Sounds like we do in SC. We usually put the buoy out ahead of time, and leave it for the captain to reference, though...except for maybe pulling it out of the ledge when we get down there. I am only open water, but experienced with nitrox and good to about 140'. Let's go this weekend if it's pretty. I have everything but the tanks. [email protected]


----------



## lperiman (Jun 29, 2009)

Hangover, I'm just up the road from you in Milton would definitely be interested in getting out there. Got all my gear and boat just need a dive buddy. I'm a bit new with very few dives logged so would like to stay less than 80' to get comfortable but I would be available most weekends. Contact if you'd like to trade some rides and let's get some fish.


----------



## Hangover (Aug 5, 2013)

lperiman said:


> Hangover, I'm just up the road from you in Milton would definitely be interested in getting out there. Got all my gear and boat just need a dive buddy. I'm a bit new with very few dives logged so would like to stay less than 80' to get comfortable but I would be available most weekends. Contact if you'd like to trade some rides and let's get some fish.


Sounds good. I'm headed offshore but back in 2 weeks. Need to get serious in early August. From some of the interest in this thread it looks like we can pull together a crew.


----------



## redlegs (Oct 1, 2007)

--Update: seats have been filled. However, still looking for a couple of divers to add to my "call me" list

Anyone looking to get wet Sunday? got 1-2 seats open (not a charter, small boat). Split gas, ice, etc (standard ROE lol). Probably nearshore (3barges, gilcrest, patti, to name a few possibilities), maybe a little father (50 to 75). Spearing ok, recreational ok. novice to intermediate ok. Looking for those who love to dive and be on the water. Hit me up, will discuss..


----------



## Hangover (Aug 5, 2013)

*Weather*

So much for diving this week:thumbdown:


----------



## watergator (Apr 5, 2016)

Now that this thread has been revived I would like to throw my name in there to fill open spots. I'm still pretty new to the area so I can't help with adding spots, but I am fairly experienced diving and spearfishing. I am advanced, nitrox, and rescue certified as well as FII level 1 so I'm down for just about anything and can competently run the boat if live boating is the game. I live in gulf shores but making trips over to Florida is definitely doable. 

Thanks guys and safe diving. 


Sent from my iPhone using Tapatalk


----------



## Hangover (Aug 5, 2013)

I'm down to get a group together as soon as we have a weather window. I have a boat that's well equipped and will dive 4 comfortably with 2-3 tanks each. It's a 25 Parker so I'd say 2-3 ft or much less would be ideal. I think I have most of the public numbers loaded and have a few inherited "other" numbers in the area.


----------



## SattDaddy (Mar 2, 2015)

Hey fella, I'm in Navarre and PADI adv open water with 5 specialty certs.
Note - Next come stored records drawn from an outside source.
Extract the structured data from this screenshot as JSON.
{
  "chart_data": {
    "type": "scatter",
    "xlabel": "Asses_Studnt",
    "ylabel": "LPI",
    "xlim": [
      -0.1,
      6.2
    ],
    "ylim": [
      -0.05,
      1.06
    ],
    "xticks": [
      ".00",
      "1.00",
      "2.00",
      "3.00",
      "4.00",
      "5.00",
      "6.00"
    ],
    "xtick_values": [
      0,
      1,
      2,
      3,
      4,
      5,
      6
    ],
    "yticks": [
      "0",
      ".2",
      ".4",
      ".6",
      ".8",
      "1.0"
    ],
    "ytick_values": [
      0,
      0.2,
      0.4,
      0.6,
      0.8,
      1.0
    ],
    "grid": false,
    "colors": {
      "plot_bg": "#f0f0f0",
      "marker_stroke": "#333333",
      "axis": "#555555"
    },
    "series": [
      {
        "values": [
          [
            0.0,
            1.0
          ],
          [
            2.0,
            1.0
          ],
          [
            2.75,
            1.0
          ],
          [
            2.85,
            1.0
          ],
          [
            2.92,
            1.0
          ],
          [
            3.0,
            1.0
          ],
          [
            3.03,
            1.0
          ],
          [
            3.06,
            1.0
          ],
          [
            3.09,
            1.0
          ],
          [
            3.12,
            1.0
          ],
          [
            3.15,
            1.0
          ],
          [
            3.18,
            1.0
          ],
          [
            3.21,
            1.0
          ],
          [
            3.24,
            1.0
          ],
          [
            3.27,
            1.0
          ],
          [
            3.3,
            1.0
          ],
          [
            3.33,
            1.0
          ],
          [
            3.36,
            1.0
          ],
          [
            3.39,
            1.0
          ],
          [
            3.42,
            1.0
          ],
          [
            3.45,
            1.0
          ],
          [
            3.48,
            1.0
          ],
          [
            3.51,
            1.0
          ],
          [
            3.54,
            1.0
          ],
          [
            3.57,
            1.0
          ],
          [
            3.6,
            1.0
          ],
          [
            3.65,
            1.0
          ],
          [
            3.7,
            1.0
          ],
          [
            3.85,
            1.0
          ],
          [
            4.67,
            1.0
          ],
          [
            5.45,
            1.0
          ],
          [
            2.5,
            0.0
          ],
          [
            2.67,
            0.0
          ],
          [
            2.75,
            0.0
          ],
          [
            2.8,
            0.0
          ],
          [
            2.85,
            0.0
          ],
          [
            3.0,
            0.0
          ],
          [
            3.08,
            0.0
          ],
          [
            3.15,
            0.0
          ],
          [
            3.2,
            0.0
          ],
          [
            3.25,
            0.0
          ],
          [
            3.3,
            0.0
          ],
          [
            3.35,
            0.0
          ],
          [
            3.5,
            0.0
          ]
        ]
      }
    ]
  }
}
I haven't dove in several years, 90% disabled w/ back problems But once I'm in the water I am g2g. I need to get my bc serviced and need to buy a couple tanks but have everything else. I'll watch this thread and keep in touch. I'm really interested in getting into spear fishing.

SattDaddy


----------



## vulkanman (Mar 16, 2015)

I'm new to scuba, supposed to complete my OW dives this week if the weather holds. How tough is it get started spearfishing? I sort of imagine people are hesitant to buddy up with a novice because of safety, but what would you recommend to someone looking to get experience?


----------



## Hangover (Aug 5, 2013)

vulkanman said:


> I'm new to scuba, supposed to complete my OW dives this week if the weather holds. How tough is it get started spearfishing? I sort of imagine people are hesitant to buddy up with a novice because of safety, but what would you recommend to someone looking to get experience?


Fair comments. I've been in your shoes. My most stern warning it to become completely comfortable multitasking in the water. Also consider AOW, nitrox and even some light tech training like deco procedures & Advanced nitrox. Then dive, dive, dive.

Next, seek out a charter that does normal inshore/offshore dives but will allow you to dive with a speargun. Notice I say dive with a speargun. Open charters with many people is often not conducive to shooting but it's a place to start.

Gear selection will be mission dependent. Seems like folks around here really like line shaft guns but I got tuned into free shafting. Perfect solution is to get a gun that you could do either with. At the end of the day it's about building muscle memory which will aid in mitigating task loading through familarity. Ocean Rhino, Koah and possibly even Riffe may have hybrid guns that allow you to both free shaft & line shaft. 

The first two videos are of an annual trip I go on. It's a great way to get some serious trigger time and jump up the learning curve after one has mastered diving. Plus hogfish are pretty easy to shoot and tasty.

Another option is to do the charter thing and target lionfish. 



Spearfishing in the Dry Tortugas











Or just shooting Lionfish


----------



## vulkanman (Mar 16, 2015)

Where can you find info for charters? a lot of the stuff that comes up on google is outdated, is there a public bulletin board? I'd like to meet up with a regular group if theres an opening?


----------



## aknavy (Jul 31, 2012)

I dove with H2O Below this weekend. They have a nice boat and ran a good program. I'd dive with them again, and most of the people on the boat were repeat customers. Boat was well equipped with DAN Diver kit, AED, lot's of oxygen, and extra scuba gear for those that might have problems or forget something.


----------



## Hangover (Aug 5, 2013)

Trying to pull together a Black Friday dive/spearing trip. Need 1-2 divers. Message me if interested.


----------